Non Destructive Evaluation
Nondestructive Evaluation (NDE) is a term that is often used interchangeably with NDT. However, technically, NDE is used to describe measurements that are more quantitative in nature.
For example, a NDE method would not only locate a defect, but it would also be used to measure something about that defect such as its size, shape, and orientation.
NDE may be used to determine material properties such as fracture toughness, formability, and other physical characteristics.
The number of NDT methods that can be used to inspect components and make measurements is large and continues to grow.
Researchers continue to find new ways of applying physics and other scientific disciplines to develop better NDT methods.
However, there are six NDT methods that are used most often. These methods are visual inspection, penetrant testing, magnetic particle testing, electromagnetic or eddy current testing, radiography, and ultrasonic testing. These methods and a few others are briefly described below.
Visual and Optical Inspection (VI)
Visual inspection involves using an inspector`s eyes to look for defects. The inspector may also use special tools such as magnifying glasses, mirrors, or borescopes to gain access and more closely inspect the subject area.

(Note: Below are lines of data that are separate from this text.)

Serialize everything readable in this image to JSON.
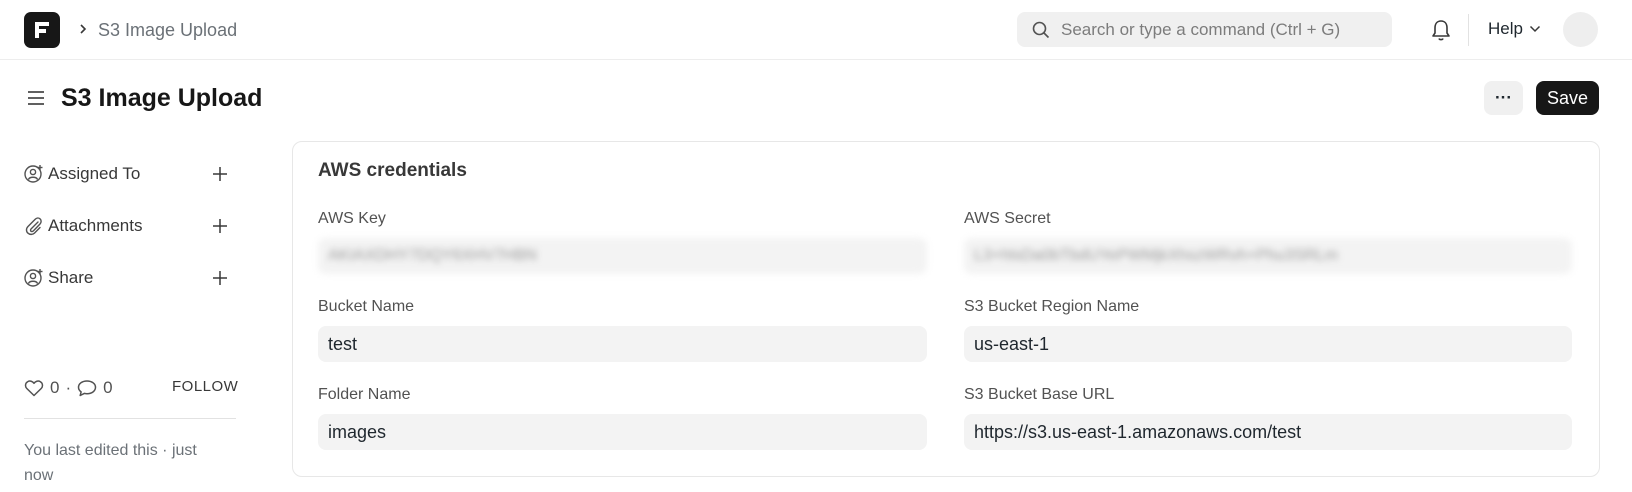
{
  "navbar": {
    "logo_letter": "F",
    "breadcrumb": "S3 Image Upload",
    "search_placeholder": "Search or type a command (Ctrl + G)",
    "help_label": "Help"
  },
  "page": {
    "title": "S3 Image Upload",
    "more_label": "···",
    "save_label": "Save"
  },
  "sidebar": {
    "items": [
      {
        "label": "Assigned To",
        "icon": "user-plus-icon"
      },
      {
        "label": "Attachments",
        "icon": "paperclip-icon"
      },
      {
        "label": "Share",
        "icon": "user-plus-icon"
      }
    ],
    "likes_count": "0",
    "comments_count": "0",
    "follow_label": "FOLLOW",
    "last_edited": "You last edited this · just now"
  },
  "form": {
    "section_title": "AWS credentials",
    "aws_key": {
      "label": "AWS Key",
      "value": "AKIAXDHY7DQY6XHV7HBN"
    },
    "aws_secret": {
      "label": "AWS Secret",
      "value": "L3+hlsDa0bTbdUYePWMjkXhszWRvh+Phu3SRLm"
    },
    "bucket_name": {
      "label": "Bucket Name",
      "value": "test"
    },
    "region_name": {
      "label": "S3 Bucket Region Name",
      "value": "us-east-1"
    },
    "folder_name": {
      "label": "Folder Name",
      "value": "images"
    },
    "base_url": {
      "label": "S3 Bucket Base URL",
      "value": "https://s3.us-east-1.amazonaws.com/test"
    }
  },
  "colors": {
    "primary": "#171717",
    "input_bg": "#f3f3f3",
    "border": "#e7e7e7"
  }
}
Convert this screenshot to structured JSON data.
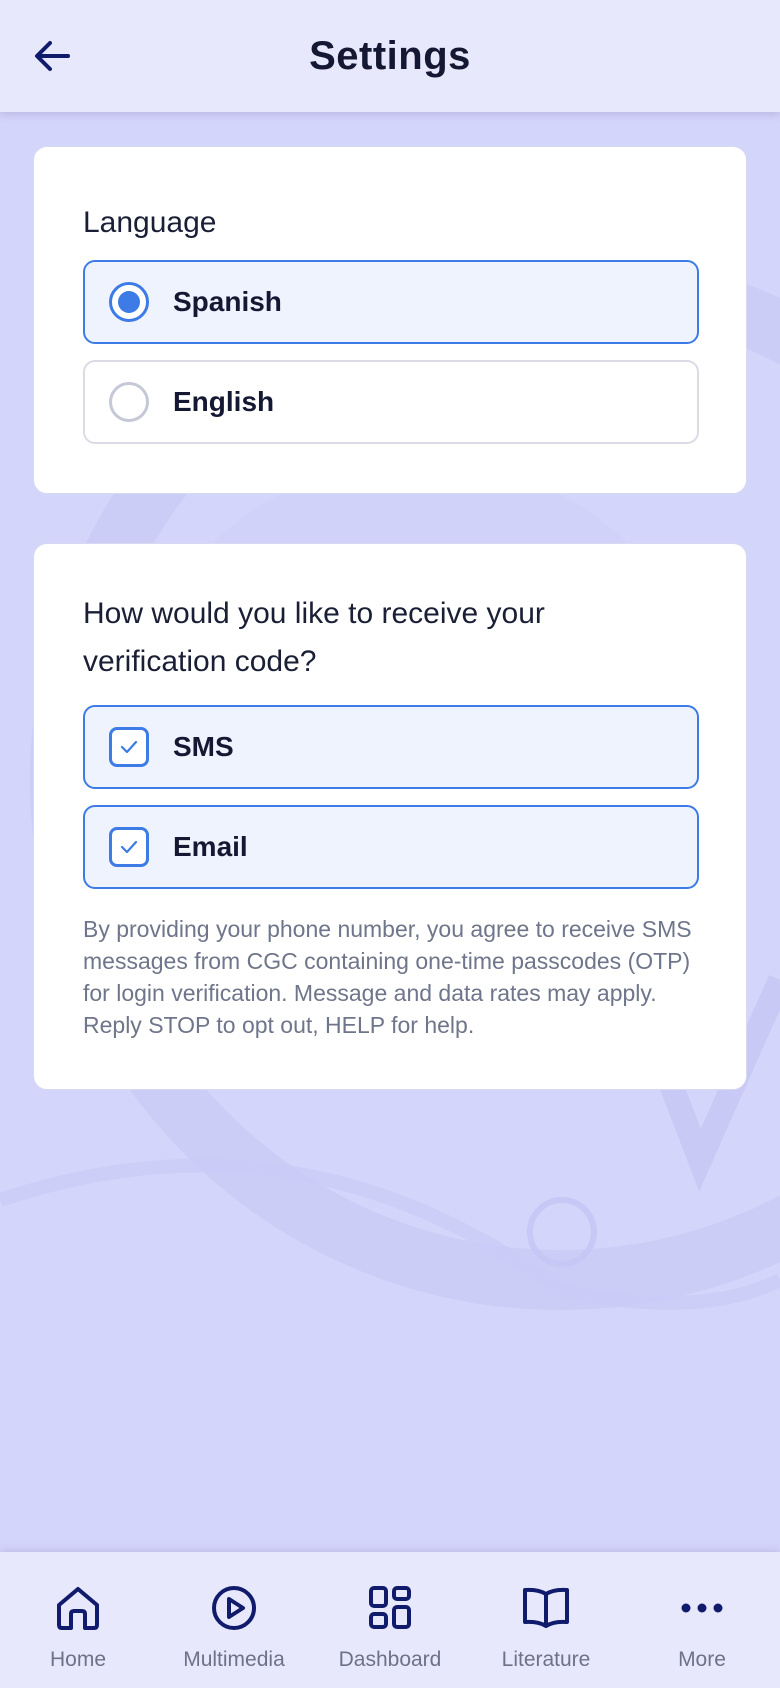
{
  "header": {
    "title": "Settings"
  },
  "language_card": {
    "heading": "Language",
    "options": [
      {
        "label": "Spanish",
        "selected": true
      },
      {
        "label": "English",
        "selected": false
      }
    ]
  },
  "verification_card": {
    "heading_line1": "How would you like to receive your",
    "heading_line2": "verification code?",
    "options": [
      {
        "label": "SMS",
        "checked": true
      },
      {
        "label": "Email",
        "checked": true
      }
    ],
    "disclaimer": "By providing your phone number, you agree to receive SMS messages from CGC containing one-time passcodes (OTP) for login verification. Message and data rates may apply. Reply STOP to opt out, HELP for help."
  },
  "bottom_nav": {
    "items": [
      {
        "label": "Home",
        "icon": "home-icon"
      },
      {
        "label": "Multimedia",
        "icon": "play-circle-icon"
      },
      {
        "label": "Dashboard",
        "icon": "grid-icon"
      },
      {
        "label": "Literature",
        "icon": "book-icon"
      },
      {
        "label": "More",
        "icon": "more-dots-icon"
      }
    ]
  },
  "colors": {
    "accent": "#3d7be6",
    "nav_icon": "#101b6b",
    "background": "#d4d5fb",
    "header_bg": "#e8e8fd",
    "text_primary": "#141833",
    "text_muted": "#6f758a"
  }
}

Visual examiners follow procedures that range from simple to very complex.
Dye Penetrant Inspection (DPI)
Test objects are coated with visible or fluorescent dye solution. Excess dye is then removed from the surface, and a developer is applied. The developer acts as blotter, drawing trapped penetrant out of imperfections open to the surface. With visible dyes, vivid color contrasts between the penetrant and developer make "bleedout" easy to see. With fluorescent dyes, ultraviolet light is used to make the bleedout fluoresce brightly, thus allowing imperfections to be readily seen.